Several disease characteristics were associated with worse OS, including higher T stage at diagnosis, squamous histology and higher recurrent tumor volume.
Two patients (7%) experienced grade 3 or worse long-term lung toxicity. There were no grade 4 or grade 5 toxicities.
“We observed excellent outcomes for toxicity,” Ho said. “Only 7% had serious grade 3 pulmonary toxicity, meaning they required oxygen for their symptoms, and we were impressed that we had no grade 3 or higher toxicity from esophagitis.”
Thus, reirradiation appeared well tolerated and safe, with low toxicity compared with other studies that showed 33% rate of toxicity, Ho said.

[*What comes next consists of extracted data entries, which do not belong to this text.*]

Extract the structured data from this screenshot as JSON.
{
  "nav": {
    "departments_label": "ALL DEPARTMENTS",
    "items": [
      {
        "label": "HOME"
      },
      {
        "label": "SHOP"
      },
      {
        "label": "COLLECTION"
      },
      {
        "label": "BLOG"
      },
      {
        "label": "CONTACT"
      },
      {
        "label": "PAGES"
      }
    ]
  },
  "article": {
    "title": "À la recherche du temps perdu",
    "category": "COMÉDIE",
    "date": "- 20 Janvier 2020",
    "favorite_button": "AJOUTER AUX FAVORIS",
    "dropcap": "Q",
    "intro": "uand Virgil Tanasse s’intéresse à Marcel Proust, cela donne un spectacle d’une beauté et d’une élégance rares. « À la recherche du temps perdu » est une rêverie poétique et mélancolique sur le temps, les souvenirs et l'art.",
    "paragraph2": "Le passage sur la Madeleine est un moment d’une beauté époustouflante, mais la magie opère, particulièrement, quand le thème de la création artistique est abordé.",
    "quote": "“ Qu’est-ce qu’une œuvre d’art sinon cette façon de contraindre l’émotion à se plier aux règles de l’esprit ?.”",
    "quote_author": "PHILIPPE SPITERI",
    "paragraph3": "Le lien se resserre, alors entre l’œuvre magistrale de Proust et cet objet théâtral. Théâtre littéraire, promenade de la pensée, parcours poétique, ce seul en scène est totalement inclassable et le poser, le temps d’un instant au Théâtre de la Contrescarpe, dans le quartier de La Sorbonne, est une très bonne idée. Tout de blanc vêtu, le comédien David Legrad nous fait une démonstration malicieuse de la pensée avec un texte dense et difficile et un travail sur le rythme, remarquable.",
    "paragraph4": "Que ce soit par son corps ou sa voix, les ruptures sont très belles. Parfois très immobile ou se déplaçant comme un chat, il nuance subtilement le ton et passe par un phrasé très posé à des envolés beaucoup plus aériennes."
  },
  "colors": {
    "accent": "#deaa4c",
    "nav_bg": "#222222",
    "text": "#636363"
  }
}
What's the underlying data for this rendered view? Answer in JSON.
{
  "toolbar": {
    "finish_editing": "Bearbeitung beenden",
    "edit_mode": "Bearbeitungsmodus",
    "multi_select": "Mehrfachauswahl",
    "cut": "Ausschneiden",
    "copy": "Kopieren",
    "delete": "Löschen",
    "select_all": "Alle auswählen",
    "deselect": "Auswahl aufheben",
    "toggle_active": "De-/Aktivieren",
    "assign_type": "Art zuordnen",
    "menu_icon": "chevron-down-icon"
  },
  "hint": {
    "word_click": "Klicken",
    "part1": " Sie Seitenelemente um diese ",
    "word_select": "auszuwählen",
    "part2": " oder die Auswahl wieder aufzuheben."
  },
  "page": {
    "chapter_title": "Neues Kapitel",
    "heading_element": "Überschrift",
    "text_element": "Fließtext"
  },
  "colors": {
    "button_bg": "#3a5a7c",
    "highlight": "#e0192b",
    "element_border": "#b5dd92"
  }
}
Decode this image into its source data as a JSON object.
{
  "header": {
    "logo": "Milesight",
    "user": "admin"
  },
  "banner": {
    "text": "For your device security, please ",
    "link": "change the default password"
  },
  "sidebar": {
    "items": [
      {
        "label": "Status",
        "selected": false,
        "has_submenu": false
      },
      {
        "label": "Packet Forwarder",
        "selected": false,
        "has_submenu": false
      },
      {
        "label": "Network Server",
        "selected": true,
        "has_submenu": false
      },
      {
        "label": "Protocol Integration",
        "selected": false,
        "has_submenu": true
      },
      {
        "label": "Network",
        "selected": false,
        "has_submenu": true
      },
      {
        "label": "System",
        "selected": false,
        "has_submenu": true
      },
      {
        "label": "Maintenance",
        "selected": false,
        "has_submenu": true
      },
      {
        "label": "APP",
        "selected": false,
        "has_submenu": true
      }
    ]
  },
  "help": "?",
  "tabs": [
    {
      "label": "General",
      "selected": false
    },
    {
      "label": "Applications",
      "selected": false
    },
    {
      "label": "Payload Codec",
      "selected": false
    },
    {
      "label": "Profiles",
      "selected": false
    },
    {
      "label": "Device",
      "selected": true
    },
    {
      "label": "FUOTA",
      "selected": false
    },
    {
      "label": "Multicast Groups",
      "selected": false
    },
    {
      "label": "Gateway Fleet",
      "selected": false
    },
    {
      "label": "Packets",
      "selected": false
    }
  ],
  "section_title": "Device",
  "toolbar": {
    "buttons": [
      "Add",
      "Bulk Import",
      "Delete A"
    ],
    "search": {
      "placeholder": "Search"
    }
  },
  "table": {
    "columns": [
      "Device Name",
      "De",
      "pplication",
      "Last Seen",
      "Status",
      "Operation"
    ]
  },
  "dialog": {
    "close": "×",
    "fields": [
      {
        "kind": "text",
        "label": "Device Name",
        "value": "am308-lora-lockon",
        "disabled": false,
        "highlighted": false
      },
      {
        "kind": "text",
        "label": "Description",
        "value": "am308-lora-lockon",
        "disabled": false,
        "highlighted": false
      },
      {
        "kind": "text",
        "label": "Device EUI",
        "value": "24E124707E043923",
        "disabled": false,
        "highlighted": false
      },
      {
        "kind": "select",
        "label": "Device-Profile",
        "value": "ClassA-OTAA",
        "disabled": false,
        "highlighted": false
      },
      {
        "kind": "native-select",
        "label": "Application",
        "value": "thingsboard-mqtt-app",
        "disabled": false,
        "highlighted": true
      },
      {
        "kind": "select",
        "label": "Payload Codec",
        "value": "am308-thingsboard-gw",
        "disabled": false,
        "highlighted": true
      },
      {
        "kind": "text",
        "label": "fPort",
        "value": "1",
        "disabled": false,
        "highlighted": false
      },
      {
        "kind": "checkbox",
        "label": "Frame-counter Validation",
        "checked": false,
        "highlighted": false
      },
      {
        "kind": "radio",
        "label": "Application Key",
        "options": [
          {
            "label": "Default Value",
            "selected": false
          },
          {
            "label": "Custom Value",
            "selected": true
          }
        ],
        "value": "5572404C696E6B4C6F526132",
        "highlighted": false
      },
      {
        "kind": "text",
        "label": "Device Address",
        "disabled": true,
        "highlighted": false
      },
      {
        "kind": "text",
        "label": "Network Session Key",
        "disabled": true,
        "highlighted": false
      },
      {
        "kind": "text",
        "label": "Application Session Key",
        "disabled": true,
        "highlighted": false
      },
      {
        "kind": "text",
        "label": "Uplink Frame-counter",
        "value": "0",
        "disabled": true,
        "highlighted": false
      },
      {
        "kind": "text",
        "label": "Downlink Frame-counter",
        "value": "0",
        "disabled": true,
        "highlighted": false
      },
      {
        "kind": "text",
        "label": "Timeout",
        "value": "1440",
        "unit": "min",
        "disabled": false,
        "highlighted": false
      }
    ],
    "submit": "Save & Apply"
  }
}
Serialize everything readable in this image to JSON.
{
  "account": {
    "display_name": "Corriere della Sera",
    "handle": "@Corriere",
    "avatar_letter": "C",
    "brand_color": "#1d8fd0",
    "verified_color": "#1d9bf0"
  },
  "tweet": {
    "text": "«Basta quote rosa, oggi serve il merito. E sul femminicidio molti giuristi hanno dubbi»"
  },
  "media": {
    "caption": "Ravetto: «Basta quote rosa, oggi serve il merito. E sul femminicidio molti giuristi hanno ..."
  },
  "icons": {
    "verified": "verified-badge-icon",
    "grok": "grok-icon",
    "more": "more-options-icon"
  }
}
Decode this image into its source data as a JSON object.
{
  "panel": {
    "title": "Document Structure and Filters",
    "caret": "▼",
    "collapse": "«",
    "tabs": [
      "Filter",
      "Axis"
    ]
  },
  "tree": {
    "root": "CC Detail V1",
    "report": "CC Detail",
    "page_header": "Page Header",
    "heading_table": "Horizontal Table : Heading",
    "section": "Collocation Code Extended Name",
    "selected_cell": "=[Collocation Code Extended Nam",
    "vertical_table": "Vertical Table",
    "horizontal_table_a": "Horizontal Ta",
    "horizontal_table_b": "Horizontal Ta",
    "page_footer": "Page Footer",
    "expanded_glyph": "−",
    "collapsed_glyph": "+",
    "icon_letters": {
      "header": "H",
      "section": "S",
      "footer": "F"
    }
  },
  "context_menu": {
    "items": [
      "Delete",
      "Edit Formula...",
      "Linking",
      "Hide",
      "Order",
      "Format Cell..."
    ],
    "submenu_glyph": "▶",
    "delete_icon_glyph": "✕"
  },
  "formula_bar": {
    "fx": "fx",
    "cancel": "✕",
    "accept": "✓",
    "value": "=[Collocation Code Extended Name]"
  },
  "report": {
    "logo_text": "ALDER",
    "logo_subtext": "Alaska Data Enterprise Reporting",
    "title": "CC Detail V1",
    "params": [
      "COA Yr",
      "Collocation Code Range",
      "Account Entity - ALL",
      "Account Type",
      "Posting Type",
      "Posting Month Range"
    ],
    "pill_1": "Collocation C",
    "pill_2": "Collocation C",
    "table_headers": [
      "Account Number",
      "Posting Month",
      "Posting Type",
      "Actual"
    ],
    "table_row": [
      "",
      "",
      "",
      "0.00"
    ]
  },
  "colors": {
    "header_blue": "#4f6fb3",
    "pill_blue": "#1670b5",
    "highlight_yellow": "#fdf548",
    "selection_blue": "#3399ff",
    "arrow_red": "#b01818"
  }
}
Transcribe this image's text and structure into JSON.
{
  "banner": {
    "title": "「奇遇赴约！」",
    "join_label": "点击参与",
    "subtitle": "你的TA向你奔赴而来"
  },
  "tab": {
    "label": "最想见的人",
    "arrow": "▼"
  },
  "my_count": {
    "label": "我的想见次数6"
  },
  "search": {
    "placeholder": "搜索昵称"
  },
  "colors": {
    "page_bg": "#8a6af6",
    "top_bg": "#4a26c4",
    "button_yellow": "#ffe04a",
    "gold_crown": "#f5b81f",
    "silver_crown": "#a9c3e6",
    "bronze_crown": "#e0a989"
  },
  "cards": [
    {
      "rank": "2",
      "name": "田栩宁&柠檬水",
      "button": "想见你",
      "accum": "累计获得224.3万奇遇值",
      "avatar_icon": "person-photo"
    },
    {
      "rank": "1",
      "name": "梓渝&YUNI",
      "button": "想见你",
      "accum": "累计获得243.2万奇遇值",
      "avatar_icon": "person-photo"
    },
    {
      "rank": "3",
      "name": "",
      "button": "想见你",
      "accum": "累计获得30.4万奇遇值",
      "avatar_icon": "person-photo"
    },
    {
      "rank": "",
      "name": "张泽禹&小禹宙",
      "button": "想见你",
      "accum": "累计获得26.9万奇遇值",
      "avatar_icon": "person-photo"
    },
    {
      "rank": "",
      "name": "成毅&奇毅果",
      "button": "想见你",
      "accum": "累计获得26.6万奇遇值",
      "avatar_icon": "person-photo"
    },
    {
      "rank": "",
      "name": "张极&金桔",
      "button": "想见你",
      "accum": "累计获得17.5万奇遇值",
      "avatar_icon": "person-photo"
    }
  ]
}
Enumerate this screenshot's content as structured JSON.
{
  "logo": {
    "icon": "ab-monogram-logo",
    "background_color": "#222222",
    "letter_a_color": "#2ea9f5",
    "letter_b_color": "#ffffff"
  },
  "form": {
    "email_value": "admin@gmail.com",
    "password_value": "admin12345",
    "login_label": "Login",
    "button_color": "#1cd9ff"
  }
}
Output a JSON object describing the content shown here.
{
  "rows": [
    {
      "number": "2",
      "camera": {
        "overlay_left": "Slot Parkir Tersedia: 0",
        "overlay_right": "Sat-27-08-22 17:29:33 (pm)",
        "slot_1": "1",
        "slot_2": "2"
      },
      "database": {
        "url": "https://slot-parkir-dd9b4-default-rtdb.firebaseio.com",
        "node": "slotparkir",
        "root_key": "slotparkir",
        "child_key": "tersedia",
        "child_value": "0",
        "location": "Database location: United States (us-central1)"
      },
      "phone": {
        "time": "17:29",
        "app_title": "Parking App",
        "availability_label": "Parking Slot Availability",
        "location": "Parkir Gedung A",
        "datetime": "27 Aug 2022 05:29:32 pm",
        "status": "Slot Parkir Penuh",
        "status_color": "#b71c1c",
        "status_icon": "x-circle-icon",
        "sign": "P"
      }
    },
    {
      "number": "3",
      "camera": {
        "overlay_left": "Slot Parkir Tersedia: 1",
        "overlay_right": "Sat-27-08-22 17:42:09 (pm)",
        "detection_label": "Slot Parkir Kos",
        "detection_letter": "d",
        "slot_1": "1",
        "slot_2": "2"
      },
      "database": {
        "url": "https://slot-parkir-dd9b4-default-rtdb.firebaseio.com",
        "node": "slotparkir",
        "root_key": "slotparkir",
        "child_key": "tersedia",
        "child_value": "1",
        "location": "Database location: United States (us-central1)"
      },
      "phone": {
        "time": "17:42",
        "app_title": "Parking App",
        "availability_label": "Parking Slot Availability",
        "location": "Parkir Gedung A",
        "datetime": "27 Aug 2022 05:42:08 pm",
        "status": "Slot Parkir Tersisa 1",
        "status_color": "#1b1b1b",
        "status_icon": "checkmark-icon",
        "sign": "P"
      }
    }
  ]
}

“Overall, IMPT is an excellent choice for reirradiation ... and can be particularly useful when giving radiation to more challenging cancers,” she added. – by Melinda Stevens
Reference:
Ho JC, et al. Abstract 5. Presented at: Multidisciplinary Thoracic Cancers Symposium; March 16-18, 2017; San Francisco.
Disclosures: Ho reports no relevant financial disclosures. One researcher reports grants from Elekta, Genentech, Hitachi, Peregrine Pharmaceuticals and STCube Pharmaceuticals, as well as honoraria from AstraZeneca, ProCure and US Oncology.